“One of the beauties that comes with Mac OS X is the Keychain that helps you manage your authorization needs as it acts as a depository of passwords. By using the Keychain you don’t need to remember a myriad of passwords but rather just the Keychain password. Don’t worry about losing your passwords either, since the Keychain can be backed up with ease.”
Of course. We have too many passwords, so let’s store them in one place with one password. This will give us and a cracker only one password to remember.
Still better than using Post-It notes to stick them to your monitor.
– chrish
Nice OSX application, but under KDE we have KDE Wallet: same Keychain Access features.
How well does KDE Wallet integrate with all the apps on your system? Is it limited to just KDE apps?
Yes, it’s KDE Wallet, it supports KDE apps. So what’s your point ? I wouldn’t call this a “limitation”. Or you could also say OSX Keychain is “limited” to OSX apps.
Um, why the defensive attitude? I was asking about KDE Wallet because I’ve never used it. Insecure about KDE/Linux much?
Sheesh.
DELETED!
Edited 2006-03-21 22:22
Correct, it’s limited to KDE apps.
Aww.
How difficult is it for apps to tie in to your KDE Wallet store and retrieve credentials? With OS X’s Keychain, any app that wants to take advantage of Keychain can create its own entries to store/retrieve credentials.
It’s trivial to use the KDE keychain (kwalletmanager) from applications/script/shell. So trivial, in fact, that it’s really good practice to key the wallet on a USB keychain rather than on the local disk.
For that matter, the same is true of MacOSX. It’s true that the data is encrypted pretty well, but there are various ways of getting an application to open the keychain and grab a password.
I had to read it twice to realize the article is about “Keychain Access”, not “Keychain”.

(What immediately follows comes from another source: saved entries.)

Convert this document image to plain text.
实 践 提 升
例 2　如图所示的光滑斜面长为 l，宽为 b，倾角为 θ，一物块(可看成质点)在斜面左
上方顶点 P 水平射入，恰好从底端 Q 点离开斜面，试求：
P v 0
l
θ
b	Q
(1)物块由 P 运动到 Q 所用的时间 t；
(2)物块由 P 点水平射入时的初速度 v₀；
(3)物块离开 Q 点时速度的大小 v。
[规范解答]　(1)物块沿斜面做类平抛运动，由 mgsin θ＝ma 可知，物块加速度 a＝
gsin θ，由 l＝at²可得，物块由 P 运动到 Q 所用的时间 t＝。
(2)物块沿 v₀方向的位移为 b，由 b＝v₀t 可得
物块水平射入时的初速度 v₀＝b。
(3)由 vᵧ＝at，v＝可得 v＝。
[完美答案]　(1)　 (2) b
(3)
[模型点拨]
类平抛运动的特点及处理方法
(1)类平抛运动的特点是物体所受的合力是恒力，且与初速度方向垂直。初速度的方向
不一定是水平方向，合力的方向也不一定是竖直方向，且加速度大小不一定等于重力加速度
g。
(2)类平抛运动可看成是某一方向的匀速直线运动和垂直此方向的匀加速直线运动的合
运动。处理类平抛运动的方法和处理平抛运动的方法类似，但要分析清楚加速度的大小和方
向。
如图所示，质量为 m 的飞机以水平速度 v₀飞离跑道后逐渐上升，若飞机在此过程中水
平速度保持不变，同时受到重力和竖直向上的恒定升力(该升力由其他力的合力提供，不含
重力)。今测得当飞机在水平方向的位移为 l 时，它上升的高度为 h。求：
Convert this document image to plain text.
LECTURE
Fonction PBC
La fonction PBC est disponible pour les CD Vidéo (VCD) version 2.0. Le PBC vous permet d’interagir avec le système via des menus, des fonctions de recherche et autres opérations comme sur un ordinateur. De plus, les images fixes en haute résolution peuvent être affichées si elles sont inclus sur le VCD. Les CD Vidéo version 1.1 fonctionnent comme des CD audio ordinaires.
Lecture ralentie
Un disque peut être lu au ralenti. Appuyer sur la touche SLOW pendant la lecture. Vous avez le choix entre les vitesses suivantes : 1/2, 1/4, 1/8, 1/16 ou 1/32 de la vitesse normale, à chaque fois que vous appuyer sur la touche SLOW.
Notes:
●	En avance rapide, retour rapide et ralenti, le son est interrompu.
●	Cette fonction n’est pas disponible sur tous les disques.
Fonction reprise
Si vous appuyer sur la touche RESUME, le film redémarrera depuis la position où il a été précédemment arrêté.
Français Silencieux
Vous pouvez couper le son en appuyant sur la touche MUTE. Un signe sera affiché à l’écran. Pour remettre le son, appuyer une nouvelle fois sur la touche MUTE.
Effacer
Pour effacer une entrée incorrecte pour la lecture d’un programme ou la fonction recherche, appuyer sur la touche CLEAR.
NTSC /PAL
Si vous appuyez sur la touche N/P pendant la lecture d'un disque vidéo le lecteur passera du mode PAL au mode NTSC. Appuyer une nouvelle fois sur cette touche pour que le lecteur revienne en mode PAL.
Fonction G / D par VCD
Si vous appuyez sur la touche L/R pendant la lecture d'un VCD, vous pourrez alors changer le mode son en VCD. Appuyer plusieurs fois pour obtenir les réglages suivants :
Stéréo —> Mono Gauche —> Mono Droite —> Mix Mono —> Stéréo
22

Keychain is an excellent tool that probably comes with most Linux distros, including Mandriva Linux which I use. Once the passphrase is entered, it stores decrypted crypto keys in RAM so you can make automatic OpenSSH connections to remote machines after you login to the local machine. Its URL is http://www.gentoo.org/proj/en/keychain/
I’m not familiar with the Keychain Access described in this article (or KDE Wallet mentioned above) but it seems to be password based, not passphrase-protected-key based, which doesn’t sound like nearly as good or helpful of an idea.
The OS-X Keychain allows the same functionality: applications can and do use it to safely store all kinds of sensitive data.
This is used for example by the free “SSHKeychain” application to do what its counterparts do on Linux: store ssh keys in memory so that you don’t have to manually authorize them all the time.
And what is a passphrase other than a very long password?
And what is a passphrase other than a very long password?
A password must be transmitted to the remote computer for authentication.
A passphrase is never transmitted, but is used locally to unlock a private encryption key, which is used both for encryption and authentication. Security is improved by making it long, but it need not be.
Keychain ensures that the unencrypted private key is held in memory where only I can use it on future local logins for automatic authentication for remote access.
Since the article talked about passwords, I suspect Keychain Access actually transmits passwords.
Uhm, no, on both accounts.
This is the first time I hear this distinction between ‘passphrase’ and ‘password’, and quick google shows that I’m not alone on that.
Second, OS-X Keychain by itself doesn’t transmit anything; it just provides a secure storage for sensitive data for use by other local applications (just like ssh keychain, but in a more general way).
“Keychain Access” is a GUI to OS-X Keychain so that users can store arbitrary data, including passwords. What the user does with the passwords (which may be the combinations for their wall safe), is outside of Keychain/Keychain Access control.
Similar, if an application stores passwords or passphrases in OS-X Keychain, it is up to the application alone to decide how to use the stored secrets.
The OS-X Keychains themselves are passphrase protected, so if you lock a keychain (which you can set to happen automatically), applications or nosy roomies no longer have access to it – any attempt will cause the OS to open a dialog asking for your Keychain passphrase.
This is the first time I hear this distinction between ‘passphrase’ and ‘password’…
Well I’m no authority, I’m just relaying my understanding from my experience and reading. For example, the reference I gave above says:
Keychain … article introduces the concepts behind RSA/DSA key authentication and shows you how to set up primitive (with passphrase) RSA/DSA authentication. The second article shows you how to use keychain to set up secure, passwordless ssh access in an extremely convenient way.
Also, I don’t think I ever encountered a remote login that would let me use a password longer than some set number of characters. And it’s always called a password.
But ssh-keygen asks for a passphrase. From your description, it sounds like OS-X Keychain is doing the same thing–using a passphrase locally to unlock the thing that is sent for authentication.
Based on usage I think it’s a fair distinction. But I won’t hold it against you if you use the words differently.